The concern arose when examining the effect the digital age has had on art. From an observer’s perspective, it would seem that art has evolved thanks to the digital age. New art genres have been created because of the technological advances that have come with the digital age. Photographers find innovative advances in their craft each year thanks to the digital advances of various photography companies.
According to the New York Times report, South by Southwest featured forums and films that discussed whether the craftsmanship aspect of art has deteriorated in the wake of the digital age.
Some of the forums claimed the digital age has added valuable opportunities for artistic expression, but many artists have lost sight of the foundation of artistic ability. That is to say, the classical examples of art — painting, sculpture and so on — do not seem to be as prevalent as before and seem to be suffering a decline in respect.
When viewed from a college student’s perspective, one must consider the social ramifications of the digital age. Truly, the digital age has brought with it an affinity for social media, which, ironically, has aided in the deterioration of proper social interaction.
College students communicate via text message, Twitter and Facebook much more than they do face-to-face. In fact, many students befriend each other and speak via social media but do not interact face-to-face.
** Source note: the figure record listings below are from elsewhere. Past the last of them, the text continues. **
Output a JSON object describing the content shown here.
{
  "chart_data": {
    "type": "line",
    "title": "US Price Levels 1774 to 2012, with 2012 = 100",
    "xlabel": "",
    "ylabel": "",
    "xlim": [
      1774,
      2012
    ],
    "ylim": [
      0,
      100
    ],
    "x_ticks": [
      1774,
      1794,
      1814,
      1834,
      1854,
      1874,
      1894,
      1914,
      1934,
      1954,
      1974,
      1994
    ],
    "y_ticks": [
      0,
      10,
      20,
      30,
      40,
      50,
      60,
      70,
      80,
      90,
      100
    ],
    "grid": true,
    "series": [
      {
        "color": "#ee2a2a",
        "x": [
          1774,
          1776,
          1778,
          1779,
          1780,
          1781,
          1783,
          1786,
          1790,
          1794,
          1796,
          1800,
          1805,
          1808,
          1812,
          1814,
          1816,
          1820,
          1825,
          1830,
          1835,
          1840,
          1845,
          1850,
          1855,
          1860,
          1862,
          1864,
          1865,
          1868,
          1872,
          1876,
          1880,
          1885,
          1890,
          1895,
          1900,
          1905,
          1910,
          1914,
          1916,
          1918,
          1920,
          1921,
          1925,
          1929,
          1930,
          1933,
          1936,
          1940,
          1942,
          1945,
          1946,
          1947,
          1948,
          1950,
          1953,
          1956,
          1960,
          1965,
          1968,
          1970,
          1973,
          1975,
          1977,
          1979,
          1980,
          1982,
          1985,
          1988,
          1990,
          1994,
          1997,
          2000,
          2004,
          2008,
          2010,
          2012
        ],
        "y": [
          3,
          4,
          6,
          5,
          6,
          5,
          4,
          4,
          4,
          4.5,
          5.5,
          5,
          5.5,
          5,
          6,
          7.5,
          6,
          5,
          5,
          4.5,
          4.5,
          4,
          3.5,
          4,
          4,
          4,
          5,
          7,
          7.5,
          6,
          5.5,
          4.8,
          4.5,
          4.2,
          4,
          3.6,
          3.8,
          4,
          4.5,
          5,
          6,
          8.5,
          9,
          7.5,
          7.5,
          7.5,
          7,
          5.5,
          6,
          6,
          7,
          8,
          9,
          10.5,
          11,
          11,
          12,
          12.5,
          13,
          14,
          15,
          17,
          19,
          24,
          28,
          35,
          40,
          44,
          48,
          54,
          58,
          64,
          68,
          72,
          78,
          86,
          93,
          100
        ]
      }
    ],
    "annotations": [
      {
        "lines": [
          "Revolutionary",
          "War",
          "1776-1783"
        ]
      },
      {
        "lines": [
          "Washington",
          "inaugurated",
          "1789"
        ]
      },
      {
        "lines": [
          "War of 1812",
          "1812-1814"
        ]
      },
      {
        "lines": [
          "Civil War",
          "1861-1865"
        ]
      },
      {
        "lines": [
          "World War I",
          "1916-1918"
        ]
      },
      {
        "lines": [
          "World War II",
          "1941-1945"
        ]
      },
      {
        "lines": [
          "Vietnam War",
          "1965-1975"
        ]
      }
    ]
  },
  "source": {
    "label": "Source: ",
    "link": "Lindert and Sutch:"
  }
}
This shocking lack of interaction is a phenomenon that has stumped groups from every generation.
Where current college students grew up without the manners of communication found in social media, they now utilize social media as a principle manner of communication.
From the conversation brought about by this year’s South by Southwest festival, it is clear that the United States has been awoken to the reality of the serious effects — both negative and positive — of social media on society’s ability to communicate and interact.
Wyatt Kanyer is a news-editorial journalism and Spanish double major from Yakima, Wash.